- Thus far the swine flu epidemic has been manageable. 42 deaths in Mexico, two in the U.S., but mostly a reasonably mild disease for the great majority of those affected. Cases will continue but for now as the flu season winds down the epidemic seems manageable. From the WHO:
“23 countries have officially reported 2099 cases of influenza A(H1N1) infection.”
“Mexico has reported 1112 laboratory confirmed human cases of infection, including 42 deaths. The United States has reported 642 laboratory confirmed human cases, including two deaths.”
“The following countries have reported laboratory confirmed cases with no deaths – Austria (1), Canada (201), China, Hong Kong Special Administrative Region (1), Colombia (1), Costa Rica (1), Denmark (1), El Salvador (2), France (5), Germany (9), Guatemala (1), Ireland (1), Israel (4), Italy (5), Netherlands (1), New Zealand (5), Portugal (1), Republic of Korea (2), Spain (73), Sweden (1), Switzerland (1) and the United Kingdom (28).”
In the 1918 epidemic there were episodes of relatively minor disease that were later followed by periods of very virulent disease with explosive spread. The disease altered evolved or perhaps creationed itself (see this) into more dangerous forms which caused a rapidly progressing severe illness, killing millions. This could still happen.
We have some time to develop a vaccine and strategies for more severe disease should they occur.
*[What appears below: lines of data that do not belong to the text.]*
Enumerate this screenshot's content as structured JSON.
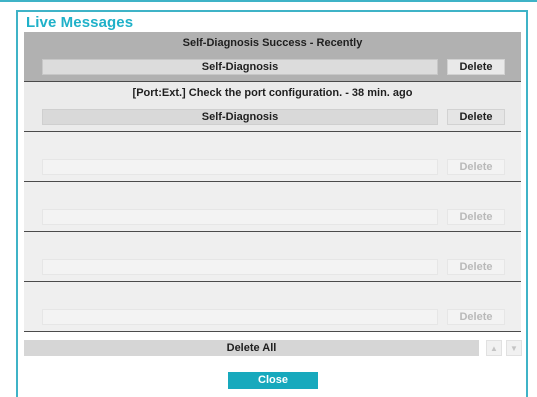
{
  "dialog": {
    "title": "Live Messages",
    "accent_color": "#17a9bd"
  },
  "messages": [
    {
      "text": "Self-Diagnosis Success - Recently",
      "type": "Self-Diagnosis",
      "delete_label": "Delete",
      "state": "selected"
    },
    {
      "text": "[Port:Ext.] Check the port configuration. - 38 min. ago",
      "type": "Self-Diagnosis",
      "delete_label": "Delete",
      "state": "normal"
    },
    {
      "text": "",
      "type": "",
      "delete_label": "Delete",
      "state": "empty"
    },
    {
      "text": "",
      "type": "",
      "delete_label": "Delete",
      "state": "empty"
    },
    {
      "text": "",
      "type": "",
      "delete_label": "Delete",
      "state": "empty"
    },
    {
      "text": "",
      "type": "",
      "delete_label": "Delete",
      "state": "empty"
    }
  ],
  "footer": {
    "delete_all_label": "Delete All",
    "scroll_up_icon": "triangle-up",
    "scroll_down_icon": "triangle-down",
    "close_label": "Close"
  }
}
This from Science, May 1:
“Early on, CDC began to brew a “seed” strain for a possible vaccine against swine H1N1, and by 27 April the World Health Organization in Geneva, Switzerland, was already talking to vaccine manufacturers. One key problem is that the world’s influenza vaccine production capacity-which still relies on growing the vaccine virus in chicken eggs-is limited to some 400 million vaccine doses a year and is impossible to expand quickly. Manufacturing swine flu vaccine would thus come at the expense of seasonal vaccine production, says retired pharma executive and flu vaccine expert David Fedson, and might lead to higher mortality and morbidity from the three seasonal strains.For now, WHO says manufacturers should continue preparing vaccine for the 2009-10 flu season. But that could change if swineflu proves particularly severe. “We’re in a casino now, and we’re placing our bets,” says Fedson.”